We all know that U.S. copyright typically protects the expression of an idea, and not the idea itself. But hey, native tales and folklore are expressions of sorts, just not durable ones in the way we are accustomed to protecting. I don’t see any principle in the pure theory of copyright itself that should rule out such an extension.
So why don’t we do protect folklore by copyright? First of all, whose courts do we trust to get it right? Presumably Ghanaian courts should decide when Disney has borrowed too much from native folklore, the incentive problems are obvious. The difficulties multiply if the “victimized” tribe crosses national boundaries.
And how does this sound, noting that the Hague Convention allows for the enforcement of “sui generis” copyright laws as well?
…if Cuba enacted a sui generis regime and declared that the Cuban “beat” was intellectual property, it could get a judgment in Cuba against US record companies that were engaged in cultural “piracy,” and demand for example, 5 percent of the revenues from global sales of music that use the Cuban beat. Other countries could do the same thing. These judgments would be enforceable globally, under the [Hague] Convention. So too would bio-piracy judgments against US and European biotechnology and pharmaceutical companies, for “stealing” traditional knowledge, or exploiting without benefit sharing a variety of biological and genetic resources. The motion picture industry could be hit with new sui generis IPR liabilities by countries that give rights in history. Countries like China, which is a member of the Hague Conference, could use this to limit who could actually make films about China. The Hague convention would instantly create a legal framework to legitimatize all of these new IPR claims, and it would not even matter if the “infringing” party did business in the country at all, since the judgments would be enforceable globally, in any Hague member country, and the claims could be based upon shares to global (rather than local) revenues of products.
By the way, three Maori tribes are threatening to sue Lego for using Maori and Polynesian words in a computer game. Some countries are already establishing copyright protection for folklore, though not always in a Hague-consistent fashion.

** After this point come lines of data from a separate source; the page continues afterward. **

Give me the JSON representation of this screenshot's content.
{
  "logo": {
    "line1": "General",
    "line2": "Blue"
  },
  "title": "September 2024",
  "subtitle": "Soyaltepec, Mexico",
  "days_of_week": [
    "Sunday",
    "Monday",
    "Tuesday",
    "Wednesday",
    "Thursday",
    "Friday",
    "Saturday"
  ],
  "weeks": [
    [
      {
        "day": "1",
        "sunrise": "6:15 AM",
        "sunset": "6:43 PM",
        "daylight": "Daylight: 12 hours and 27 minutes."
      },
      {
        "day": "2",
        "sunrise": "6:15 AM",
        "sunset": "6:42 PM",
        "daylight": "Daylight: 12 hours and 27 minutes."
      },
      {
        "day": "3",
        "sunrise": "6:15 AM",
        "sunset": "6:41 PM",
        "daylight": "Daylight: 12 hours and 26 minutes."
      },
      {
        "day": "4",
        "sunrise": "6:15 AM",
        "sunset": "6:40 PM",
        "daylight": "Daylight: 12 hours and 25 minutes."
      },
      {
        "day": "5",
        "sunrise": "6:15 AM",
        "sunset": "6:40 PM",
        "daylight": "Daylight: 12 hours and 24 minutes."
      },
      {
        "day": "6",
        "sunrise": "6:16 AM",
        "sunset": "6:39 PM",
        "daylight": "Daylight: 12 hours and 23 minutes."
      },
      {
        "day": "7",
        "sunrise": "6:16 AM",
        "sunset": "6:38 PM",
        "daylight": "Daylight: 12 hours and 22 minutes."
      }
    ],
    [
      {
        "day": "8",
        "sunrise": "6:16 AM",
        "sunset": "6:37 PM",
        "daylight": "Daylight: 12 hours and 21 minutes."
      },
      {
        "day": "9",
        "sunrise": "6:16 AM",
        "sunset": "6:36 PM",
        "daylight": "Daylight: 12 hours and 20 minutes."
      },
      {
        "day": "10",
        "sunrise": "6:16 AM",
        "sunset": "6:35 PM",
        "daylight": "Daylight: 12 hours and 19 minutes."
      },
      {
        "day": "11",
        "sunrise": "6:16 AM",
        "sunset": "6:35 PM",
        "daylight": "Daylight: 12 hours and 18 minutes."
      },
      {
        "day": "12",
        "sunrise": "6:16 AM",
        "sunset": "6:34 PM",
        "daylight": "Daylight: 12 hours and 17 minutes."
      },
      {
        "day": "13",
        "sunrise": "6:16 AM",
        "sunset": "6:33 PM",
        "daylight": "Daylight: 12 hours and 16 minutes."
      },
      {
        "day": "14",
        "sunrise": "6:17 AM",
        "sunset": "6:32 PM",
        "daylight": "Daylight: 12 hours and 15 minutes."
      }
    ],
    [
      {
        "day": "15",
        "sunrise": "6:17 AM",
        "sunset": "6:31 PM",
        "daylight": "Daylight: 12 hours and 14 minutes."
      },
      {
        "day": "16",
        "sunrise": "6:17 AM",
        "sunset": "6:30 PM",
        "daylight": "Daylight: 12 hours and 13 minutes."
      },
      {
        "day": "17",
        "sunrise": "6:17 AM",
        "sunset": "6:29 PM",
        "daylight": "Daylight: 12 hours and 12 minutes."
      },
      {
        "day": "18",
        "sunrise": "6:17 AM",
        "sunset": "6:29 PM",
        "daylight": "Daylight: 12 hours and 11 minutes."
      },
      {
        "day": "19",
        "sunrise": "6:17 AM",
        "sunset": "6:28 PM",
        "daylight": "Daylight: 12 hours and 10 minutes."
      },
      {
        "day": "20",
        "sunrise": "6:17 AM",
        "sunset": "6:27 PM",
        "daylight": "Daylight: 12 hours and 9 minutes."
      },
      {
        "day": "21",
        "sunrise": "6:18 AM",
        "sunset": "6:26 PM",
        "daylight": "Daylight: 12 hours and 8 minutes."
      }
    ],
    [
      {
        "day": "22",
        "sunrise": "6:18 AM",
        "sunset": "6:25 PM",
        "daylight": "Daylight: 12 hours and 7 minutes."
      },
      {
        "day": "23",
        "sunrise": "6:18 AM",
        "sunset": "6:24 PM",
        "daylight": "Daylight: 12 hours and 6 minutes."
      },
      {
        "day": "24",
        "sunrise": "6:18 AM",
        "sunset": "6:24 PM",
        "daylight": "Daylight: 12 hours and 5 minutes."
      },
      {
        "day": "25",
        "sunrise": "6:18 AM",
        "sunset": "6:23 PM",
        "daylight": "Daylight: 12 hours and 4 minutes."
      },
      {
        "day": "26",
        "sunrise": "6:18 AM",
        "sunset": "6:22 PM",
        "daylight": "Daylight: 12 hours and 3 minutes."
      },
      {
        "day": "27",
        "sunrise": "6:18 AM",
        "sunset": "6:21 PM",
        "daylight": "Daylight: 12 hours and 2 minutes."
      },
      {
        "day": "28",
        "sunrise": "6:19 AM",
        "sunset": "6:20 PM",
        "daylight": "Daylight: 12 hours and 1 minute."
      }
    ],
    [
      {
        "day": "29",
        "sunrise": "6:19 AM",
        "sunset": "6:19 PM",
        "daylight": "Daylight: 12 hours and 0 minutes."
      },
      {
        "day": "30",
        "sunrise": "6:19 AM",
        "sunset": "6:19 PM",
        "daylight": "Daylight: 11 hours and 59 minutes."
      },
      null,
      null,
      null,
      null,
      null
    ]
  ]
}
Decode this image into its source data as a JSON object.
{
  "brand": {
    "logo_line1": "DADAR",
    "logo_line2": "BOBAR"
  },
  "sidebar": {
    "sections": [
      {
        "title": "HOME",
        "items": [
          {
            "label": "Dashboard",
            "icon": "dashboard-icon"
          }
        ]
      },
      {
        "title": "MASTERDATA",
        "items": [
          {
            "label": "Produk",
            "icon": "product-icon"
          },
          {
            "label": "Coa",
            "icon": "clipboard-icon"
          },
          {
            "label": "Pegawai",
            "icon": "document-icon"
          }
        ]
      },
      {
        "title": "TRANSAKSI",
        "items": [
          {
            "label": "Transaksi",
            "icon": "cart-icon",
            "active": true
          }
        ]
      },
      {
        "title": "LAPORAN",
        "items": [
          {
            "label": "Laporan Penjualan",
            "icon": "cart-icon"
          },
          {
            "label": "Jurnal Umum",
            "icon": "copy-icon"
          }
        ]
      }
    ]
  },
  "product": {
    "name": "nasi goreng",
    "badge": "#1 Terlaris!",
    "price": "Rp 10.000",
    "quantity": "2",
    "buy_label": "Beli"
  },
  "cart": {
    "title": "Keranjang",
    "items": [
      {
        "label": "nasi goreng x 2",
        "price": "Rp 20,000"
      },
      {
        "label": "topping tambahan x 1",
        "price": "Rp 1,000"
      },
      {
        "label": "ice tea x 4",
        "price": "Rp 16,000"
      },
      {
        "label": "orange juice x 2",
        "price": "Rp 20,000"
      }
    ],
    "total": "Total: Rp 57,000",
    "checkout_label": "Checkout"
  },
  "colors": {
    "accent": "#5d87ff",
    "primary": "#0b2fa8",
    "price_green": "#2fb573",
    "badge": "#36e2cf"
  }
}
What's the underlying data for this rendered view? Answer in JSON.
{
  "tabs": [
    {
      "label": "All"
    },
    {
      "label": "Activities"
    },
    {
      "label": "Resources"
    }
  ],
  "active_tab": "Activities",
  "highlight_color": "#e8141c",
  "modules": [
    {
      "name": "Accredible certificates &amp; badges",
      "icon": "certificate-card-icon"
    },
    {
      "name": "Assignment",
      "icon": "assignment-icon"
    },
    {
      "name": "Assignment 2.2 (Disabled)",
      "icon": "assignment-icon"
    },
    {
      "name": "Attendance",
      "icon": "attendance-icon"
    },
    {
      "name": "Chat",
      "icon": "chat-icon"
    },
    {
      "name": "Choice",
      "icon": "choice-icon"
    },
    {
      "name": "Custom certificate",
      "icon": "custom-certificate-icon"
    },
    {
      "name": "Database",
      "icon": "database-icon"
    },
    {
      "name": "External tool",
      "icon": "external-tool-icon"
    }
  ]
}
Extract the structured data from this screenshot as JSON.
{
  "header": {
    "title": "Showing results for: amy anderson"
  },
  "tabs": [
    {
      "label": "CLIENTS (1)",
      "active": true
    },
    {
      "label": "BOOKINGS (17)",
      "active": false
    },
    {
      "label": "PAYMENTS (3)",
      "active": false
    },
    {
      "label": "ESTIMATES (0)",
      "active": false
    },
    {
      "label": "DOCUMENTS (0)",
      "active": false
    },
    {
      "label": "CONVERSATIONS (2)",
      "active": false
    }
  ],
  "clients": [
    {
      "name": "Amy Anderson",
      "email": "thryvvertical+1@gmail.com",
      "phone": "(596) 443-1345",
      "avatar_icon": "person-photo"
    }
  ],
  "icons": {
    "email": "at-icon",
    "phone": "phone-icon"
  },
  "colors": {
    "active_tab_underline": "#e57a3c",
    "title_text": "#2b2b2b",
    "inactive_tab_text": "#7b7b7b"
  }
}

OK, OK, I’ve been talked out of the idea of copyright protection for folklore. But when you boil down the criticisms, what do they really amount to? Is it much more than “we don’t trust other peoples’ courts to enforce the decisions that we enforce on other countries all the time”?
Where to go from here: Copyright is enormously useful, but its boundaries are morally arbitrary to a considerable degree. Unfortunately a too-public recognition of this arbitrariness interferes with its usefulness. By asking for copyright protection for folklore, the poorer countries are pushing on this tension in copyright law.
If you can think of a good economic reason for not allowing copyright protection for folklore, let me know, I will offer your proposals in a future post. Don’t send in “we can’t trust their courts,” I’ve already cited that argument.
Thanks to Daljit Dhadwal for the pointer to the topic and the Cuba quotation.